Swedish-language newspaper published in Finland

Österbottens Tidning (abbreviated ÖT) is a Swedish language regional daily newspaper, which is mainly distributed in the largely Swedish speaking Ostrobothnia in Finland.

==History and profile==
It was formed on 23 May 2008 through a merger of Jakobstads Tidning in Jakobstad (Pietarsaari in Finnish) and Österbottningen in Karleby (Kokkola in Finnish). It is published by HSS Media. The newspaper focuses on the Jakobstad and Kokkola region and it is published daily.

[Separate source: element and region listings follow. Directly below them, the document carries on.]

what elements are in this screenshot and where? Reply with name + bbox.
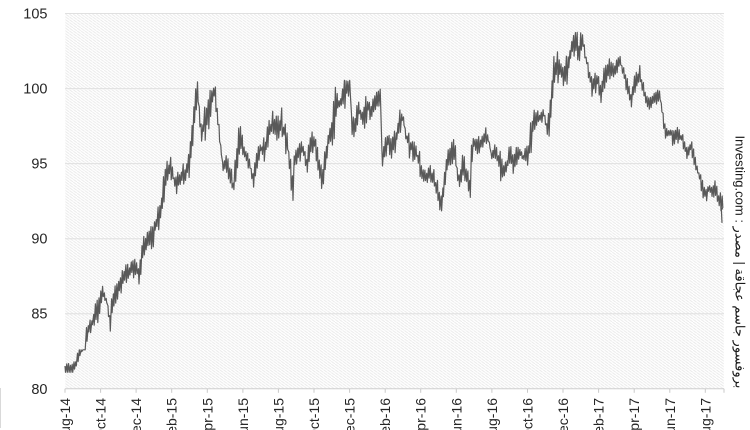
svg-text:80: 80	[31, 382, 47, 398]
svg-text:Aug-16: Aug-16	[484, 398, 500, 430]
svg-text:Jun-17: Jun-17	[662, 398, 678, 430]
svg-text:Oct-15: Oct-15	[306, 398, 322, 430]
svg-text:Dec-16: Dec-16	[555, 398, 571, 430]
svg-text:Apr-15: Apr-15	[199, 398, 215, 430]
svg-text:Aug-14: Aug-14	[57, 398, 73, 430]
svg-text:95: 95	[31, 157, 47, 173]
svg-text:100: 100	[23, 82, 47, 98]
svg-text:90: 90	[31, 232, 47, 248]
svg-text:Oct-14: Oct-14	[93, 398, 109, 430]
svg-text:Jun-15: Jun-15	[235, 398, 251, 430]
svg-text:Feb-17: Feb-17	[591, 398, 607, 430]
svg-text:85: 85	[31, 307, 47, 323]
svg-text:105: 105	[23, 7, 47, 23]
svg-text:Aug-15: Aug-15	[270, 398, 286, 430]
svg-text:Apr-17: Apr-17	[626, 398, 642, 430]
svg-text:Jun-16: Jun-16	[448, 398, 464, 430]
svg-text:Feb-16: Feb-16	[377, 398, 393, 430]
svg-text:Aug-17: Aug-17	[697, 398, 713, 430]
svg-text:بروفسور جاسم عجاقة | مصدر : In: بروفسور جاسم عجاقة | مصدر : Investing.co…	[732, 136, 748, 389]
svg-text:Dec-14: Dec-14	[128, 398, 144, 430]
svg-text:Feb-15: Feb-15	[164, 398, 180, 430]
svg-text:Dec-15: Dec-15	[342, 398, 358, 430]
svg-text:Apr-16: Apr-16	[413, 398, 429, 430]
svg-text:Oct-16: Oct-16	[520, 398, 536, 430]
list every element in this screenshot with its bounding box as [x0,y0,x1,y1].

The newspaper had two editors in 2008, Tom Johansson in Karleby and Henrik Othman in Jakobstad. Margareta Björklund is the chief editor.

In May 2013, the online news content was locked behind a hard paywall. The circulation of the paper was 13,817 copies in 2013.

The newspaper is a member of MIDAS (European Association of Daily Newspapers in Minority and Regional Languages).